Abaixo, uma esclarecedora entrevista que Francis Dupuis-Déri, da Universidade de
Québec em Montreal concedeu ao
jornalista Tadeu Breda, da Rede Brasil Atual. O entrevistado é autor do
livro Les Black
Blocs e Who´s Afraid of the Blac Blocs? Anarchy in Action
Around the Workd.
O que é o black bloc? Um
movimento? Uma tática? Uma performance?
Black bloc é simplesmente uma tática,
uma maneira de se organizar dentro de uma manifestação. Consiste em se vestir
de preto para garantir um certo anonimato. Pelo que conheço, a maioria dos
black blocs desfilam com calma nas manifestações. A simples presença deles
forma, de certa maneira, uma bandeira preta, símbolo do anarquismo. Vale
lembrar que os sindicatos fazem coisa semelhante quando se manifestam: eles se
agrupam atrás de faixas, com bandeiras, para que todos os seus membros andem
juntos. Nesse sentido, com o black bloc é a mesma coisa.

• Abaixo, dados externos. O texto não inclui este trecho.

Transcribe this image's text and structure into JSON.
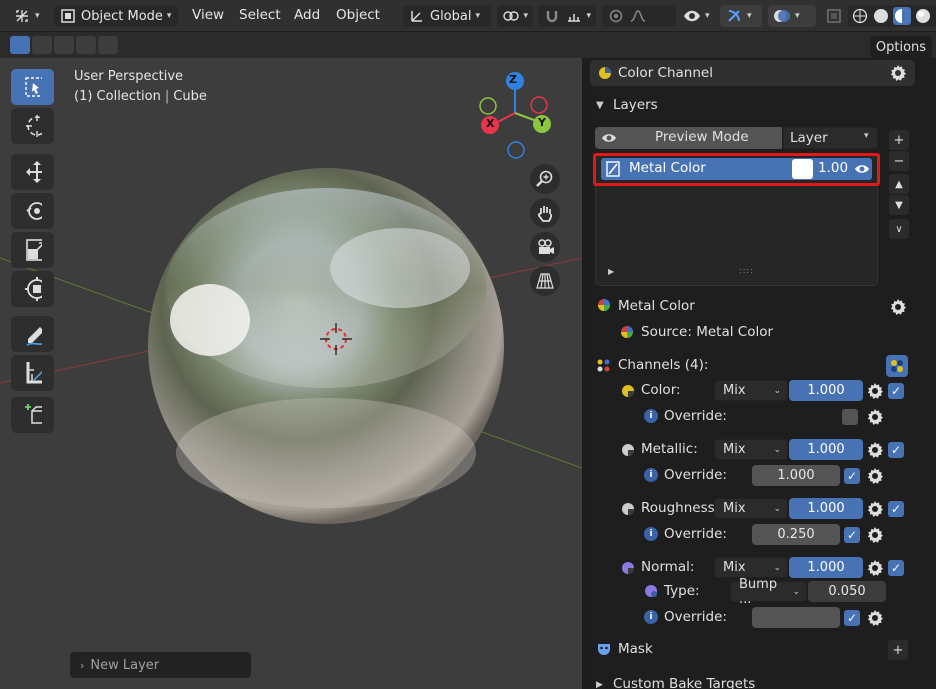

Quando, como, onde e por que surgiram os black
blocs?
O black bloc como forma de ação – ou
seja estar vestido de preto e mascarado – surgiu na Alemanha Ocidental por
volta de 1980. A tática apareceu dentro do movimento “Autonomen”, que
organizava centenas de ocupações políticas e lutava contra a energia nuclear, a
guerra e os neonazistas. Os black blocs alemães defendiam as ocupações de
prédios contra as expulsões da polícia e se confrontavam com os neonazistas nas
ruas. A estratégia black bloc se propagou no Ocidente através da música
anarcopunk e de grupos antirracismo. A ampla cobertura midiática das
manifestações antiglobalização de Seattle, nos Estados Unidos, em 1999, também
contribuiu para a difusão da tática, assim como a internet o faz hoje. A
questão, aqui, é que o black bloc é facilmente reproduzível.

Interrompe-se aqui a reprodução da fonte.